Authors: Banfi G. Bravi S. Ardemagni A. Zerbi A.

Institution: Servizio Integrato di Medicina di Laboratorio, Istituto Scientifico H. S. Raffaele, Milano, Italy.

Title: CA 19.9, CA 242 and CEA in the diagnosis and follow-up of pancreatic cancer.

Source: International Journal of Biological Markers. 11(2):77-81, 1996 Apr-Jun.

Abstract: The diagnosis of pancreatic cancer is usually made in the advanced stages of the disease when the prognosis is poor. We compared the behavior of CA19.9, CEA and the newly proposed mucin CA242 in a consecutive series of 42 pancreatic carcinomas.
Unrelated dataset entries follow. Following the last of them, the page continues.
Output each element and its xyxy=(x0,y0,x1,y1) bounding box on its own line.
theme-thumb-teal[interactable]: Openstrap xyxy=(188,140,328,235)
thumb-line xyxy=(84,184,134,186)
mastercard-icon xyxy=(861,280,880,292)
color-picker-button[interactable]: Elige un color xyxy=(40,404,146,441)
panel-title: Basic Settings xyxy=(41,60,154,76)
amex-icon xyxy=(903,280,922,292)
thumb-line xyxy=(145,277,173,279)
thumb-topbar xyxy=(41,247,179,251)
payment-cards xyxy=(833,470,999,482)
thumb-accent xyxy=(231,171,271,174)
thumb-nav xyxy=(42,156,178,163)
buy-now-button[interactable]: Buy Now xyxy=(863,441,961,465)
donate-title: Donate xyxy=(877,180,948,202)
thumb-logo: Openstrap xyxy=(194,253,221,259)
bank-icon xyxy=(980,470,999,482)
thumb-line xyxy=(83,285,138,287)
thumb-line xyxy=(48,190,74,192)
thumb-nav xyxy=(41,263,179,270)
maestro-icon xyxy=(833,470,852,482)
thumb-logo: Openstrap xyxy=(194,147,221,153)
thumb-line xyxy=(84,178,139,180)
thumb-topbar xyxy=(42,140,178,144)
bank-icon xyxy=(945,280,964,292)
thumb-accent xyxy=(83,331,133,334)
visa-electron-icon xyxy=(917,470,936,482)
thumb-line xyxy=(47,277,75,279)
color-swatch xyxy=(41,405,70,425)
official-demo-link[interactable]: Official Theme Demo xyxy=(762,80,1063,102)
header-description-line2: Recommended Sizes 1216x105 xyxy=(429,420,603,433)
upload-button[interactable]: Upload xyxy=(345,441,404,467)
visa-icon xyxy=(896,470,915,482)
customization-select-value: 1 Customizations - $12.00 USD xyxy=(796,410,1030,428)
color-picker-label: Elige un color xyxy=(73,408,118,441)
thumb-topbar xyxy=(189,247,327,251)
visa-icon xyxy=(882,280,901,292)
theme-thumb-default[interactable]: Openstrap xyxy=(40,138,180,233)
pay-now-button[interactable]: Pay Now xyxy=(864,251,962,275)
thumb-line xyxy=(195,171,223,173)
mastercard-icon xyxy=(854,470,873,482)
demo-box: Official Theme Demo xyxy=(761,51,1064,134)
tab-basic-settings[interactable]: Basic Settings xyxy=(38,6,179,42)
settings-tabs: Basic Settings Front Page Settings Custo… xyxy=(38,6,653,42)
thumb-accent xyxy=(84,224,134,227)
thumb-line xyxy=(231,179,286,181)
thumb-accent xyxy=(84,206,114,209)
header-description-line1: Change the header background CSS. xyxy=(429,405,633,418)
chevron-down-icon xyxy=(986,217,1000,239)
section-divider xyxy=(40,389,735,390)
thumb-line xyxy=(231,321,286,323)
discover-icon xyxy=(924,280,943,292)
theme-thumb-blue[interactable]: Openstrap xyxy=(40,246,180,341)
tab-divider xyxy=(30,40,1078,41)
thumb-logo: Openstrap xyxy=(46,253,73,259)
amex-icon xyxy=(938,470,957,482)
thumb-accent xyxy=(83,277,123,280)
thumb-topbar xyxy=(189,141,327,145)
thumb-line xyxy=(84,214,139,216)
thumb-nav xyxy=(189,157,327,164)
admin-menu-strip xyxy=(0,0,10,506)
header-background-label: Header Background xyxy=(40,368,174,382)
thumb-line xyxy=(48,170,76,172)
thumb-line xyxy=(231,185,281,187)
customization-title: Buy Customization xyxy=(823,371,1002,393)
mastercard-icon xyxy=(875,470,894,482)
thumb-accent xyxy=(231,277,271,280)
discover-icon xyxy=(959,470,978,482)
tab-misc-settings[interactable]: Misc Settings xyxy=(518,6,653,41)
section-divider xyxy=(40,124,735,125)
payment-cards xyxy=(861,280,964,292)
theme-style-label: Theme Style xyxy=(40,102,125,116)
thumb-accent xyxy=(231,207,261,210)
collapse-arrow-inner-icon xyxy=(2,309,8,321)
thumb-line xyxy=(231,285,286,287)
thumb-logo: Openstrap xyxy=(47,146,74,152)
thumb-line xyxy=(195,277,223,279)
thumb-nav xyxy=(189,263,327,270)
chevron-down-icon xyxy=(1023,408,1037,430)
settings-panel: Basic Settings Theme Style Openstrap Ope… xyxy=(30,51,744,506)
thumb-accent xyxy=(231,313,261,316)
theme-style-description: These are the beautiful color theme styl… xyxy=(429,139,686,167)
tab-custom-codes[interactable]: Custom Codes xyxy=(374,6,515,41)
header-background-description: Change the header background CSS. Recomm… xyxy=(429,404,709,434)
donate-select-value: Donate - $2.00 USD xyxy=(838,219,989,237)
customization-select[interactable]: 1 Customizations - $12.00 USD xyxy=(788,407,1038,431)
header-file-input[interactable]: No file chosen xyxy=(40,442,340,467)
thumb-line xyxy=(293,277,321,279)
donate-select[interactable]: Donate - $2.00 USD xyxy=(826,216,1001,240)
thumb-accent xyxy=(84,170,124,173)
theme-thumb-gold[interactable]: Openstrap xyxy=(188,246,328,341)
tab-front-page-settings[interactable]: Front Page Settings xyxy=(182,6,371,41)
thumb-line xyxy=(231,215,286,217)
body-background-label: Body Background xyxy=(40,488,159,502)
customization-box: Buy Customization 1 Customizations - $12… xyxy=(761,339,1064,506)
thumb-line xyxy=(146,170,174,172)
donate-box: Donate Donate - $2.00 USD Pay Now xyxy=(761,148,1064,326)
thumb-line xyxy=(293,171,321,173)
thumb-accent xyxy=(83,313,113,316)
A control group was recruited of 21 patients with benign pancreatic diseases. With the recommended cutoffs (37 U/ml for CA19.9, 20 U/ml for CA242 and 8 ng/ml for CEA) we obtained a specificity of 90% for CA19.9 and of 85% for CA242 and CEA. The sensitivity was 85.7% for CA19.9, 73.8% for CA242 and 26.2% for CEA. CA19.9 and CA242 showed identical behavior in various TNM stages of cancer and in stages III and IV of the Hermreck classification. Moreover, CA19.9 and CA242 showed identical behavior in 10 patients monitored during the survival period who developed recurrence of disease. ROC curve evaluation demonstrated that CA242 and CA19.9 were very similar. The results of CA242 were better than those of CA19.9 in the false positive range under 10%, whereas CA19.9 had a better performance in the true positive range over 70%. CA242 could be used instead of CA19.9 for diagnosing pancreatic carcinoma. CAS Registry/EC Number 0 (Antigens, Tumor-Associated, Carbohydrate). 0 (CA 242 antigen). 0 (CA-19-9 Antigen). 0 (Carcinoembryonic Antigen).